The aim of a successful surgical peri-implantitis treatment is to resolve inflammation, decrease the bone defect, and limit peri-implant soft tissue recession [10,11,12]. The choice of surgical technique mostly depends on the defect morphology [10, 12, 20]. In the presence of horizontal bone loss, access flap or resective surgical techniques are indicated to sustain peri-implant tissue health and stable marginal bone levels. Reconstructive techniques for peri-implantitis treatment is indicated in 3-wall or circumferential defects with an intrabony component of 3 mm or more and an adequate keratinized mucosa around [11, 13]. Therefore, Class I and III peri-implantitis defects having at least 2 mm of keratinized tissue were included in the study.

During surgical treatment of peri-implantitis, implantoplasty has been suggested as an adjunctive measure to create a smooth surface to reduce biofilm accumulation [12]. Although this approach improved clinical and radiographic parameters significantly, it has also been associated with significant soft tissue recession, exposure of the implant surface, a limited esthetic outcome, and the implant corrosion [12, 21]. The anti-bacterial and anti-inflammatory effects of the chitosan brush have been shown in previous studies for the treatment of peri-mucositis and non-surgical peri-implantitis treatment [7, 8, 22]. However, no study has been conducted regarding the effectiveness of the chitosan brush in the surgical treatment of peri-implantitis for surface decontamination. Most of the previous studies that aimed to reconstruct the peri-implantitis defects used titanium curettes. The results of the present study are in line with those of previous studies reporting PD reductions around 3 mm and radiographic defect fill ranging between 1 and 5 mm within 1 year following the reconstructive peri-implantitis treatment [16, 17, 23, 24].
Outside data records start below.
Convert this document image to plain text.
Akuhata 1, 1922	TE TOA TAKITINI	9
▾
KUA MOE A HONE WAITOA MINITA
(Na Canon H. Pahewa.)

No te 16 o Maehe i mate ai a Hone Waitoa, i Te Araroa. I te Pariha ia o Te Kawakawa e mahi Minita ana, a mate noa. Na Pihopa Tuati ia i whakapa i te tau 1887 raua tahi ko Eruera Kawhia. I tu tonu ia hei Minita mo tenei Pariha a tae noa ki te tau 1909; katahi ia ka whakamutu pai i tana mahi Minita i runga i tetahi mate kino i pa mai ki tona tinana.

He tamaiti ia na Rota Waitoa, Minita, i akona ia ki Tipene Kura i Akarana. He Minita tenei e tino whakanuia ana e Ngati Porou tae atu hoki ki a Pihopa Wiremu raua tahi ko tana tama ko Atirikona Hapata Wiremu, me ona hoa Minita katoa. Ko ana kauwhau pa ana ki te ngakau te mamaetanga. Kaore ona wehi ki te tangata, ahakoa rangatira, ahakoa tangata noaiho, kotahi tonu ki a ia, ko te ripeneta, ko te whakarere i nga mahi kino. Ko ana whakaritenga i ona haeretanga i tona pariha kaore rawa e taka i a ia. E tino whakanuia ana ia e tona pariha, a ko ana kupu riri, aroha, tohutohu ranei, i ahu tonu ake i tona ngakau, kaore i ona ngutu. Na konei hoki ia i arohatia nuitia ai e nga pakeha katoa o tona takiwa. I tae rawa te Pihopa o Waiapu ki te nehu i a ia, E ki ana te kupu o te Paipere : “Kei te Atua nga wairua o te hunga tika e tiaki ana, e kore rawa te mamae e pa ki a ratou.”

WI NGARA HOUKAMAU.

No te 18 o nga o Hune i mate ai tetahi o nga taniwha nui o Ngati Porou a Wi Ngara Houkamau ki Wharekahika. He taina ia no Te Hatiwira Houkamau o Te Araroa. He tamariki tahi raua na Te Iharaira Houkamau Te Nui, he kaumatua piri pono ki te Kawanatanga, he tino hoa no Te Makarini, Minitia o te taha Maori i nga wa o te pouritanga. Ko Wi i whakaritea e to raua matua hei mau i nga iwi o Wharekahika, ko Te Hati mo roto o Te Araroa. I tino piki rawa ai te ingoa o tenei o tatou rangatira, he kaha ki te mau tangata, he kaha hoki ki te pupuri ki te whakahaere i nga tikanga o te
In a clinical study that used xenograft and collagen membrane in the surgical treatment of intra-bony peri-implant defects following the use of a rotary titanium brush, PD values reduced from 4.72 ± 1.02 to 3.18 ± 0.54 at 6-month follow-up [24]. In another study [25] that used a rotating titanium brush for decontamination, PD reduced by 2.92 ± 1.73 mm following deproteinized bovine bone mineral with 10% collagen application to defects at 1-year follow-up with improvements in BoP scores.

Previous studies have indicated that cone beam computed tomography (CBCT) has better sensitivity for fenestration and dehiscence defects but also has a tendency to underestimate or overestimate the size of defects compared to periapical radiographs. Moreover, periapical radiographs revealed better specificity in detecting peri-implant bone defects compared to computed tomography [19]. It was concluded that periapical radiographs should be used as a favorable method for peri-implant bone loss evaluation. [24, 25].

Successful surgical peri-implantitis treatment is defined as PD values around implant ≤ 5 mm, without suppuration and BoP and radiographic defect fill ≥ 1.0 mm [10, 20]. In the literature, several factors have been listed to influence treatment success negatively. One of those factors is inadequate post-operative plaque control [11, 12, 15, 26]. In order to eliminate the negative effects of the dental biofilm accumulation, the included patients were screened at 1-, 3-, 6-, and 12-month follow-ups for supragingival professional prophylaxis. FMPS remained below 10% throughout the post-operative period, which may explain the significant reductions of BoP and lack of suppuration in the present study results in addition to treatment success.

Given its limitations, including a limited number of treated peri-implantitis defects and the absence of a control group due to its case series design, one should interpret the present study findings with caution. Moreover, longer follow-up periods may be beneficial to determine the precise impact of this treatment approach and to evaluate the long-term stabilization of the graft material.

In conclusion, reconstructive treatment of peri-implantitis with the use of xenograft + resorbabale collagen membrane combination together with the chitosan brush for surface decontamination provided significant improvements in clinical and radiographic parameters and may be an effective treatment protocol. However, randomized, controlled, clinical trials with proper sample size calculations are required to compare the efficacy of different treatment modalities on different implant surface characteristics. Furthermore, the reconstructive potential of different peri-implant bone defect morphologies should be investigated.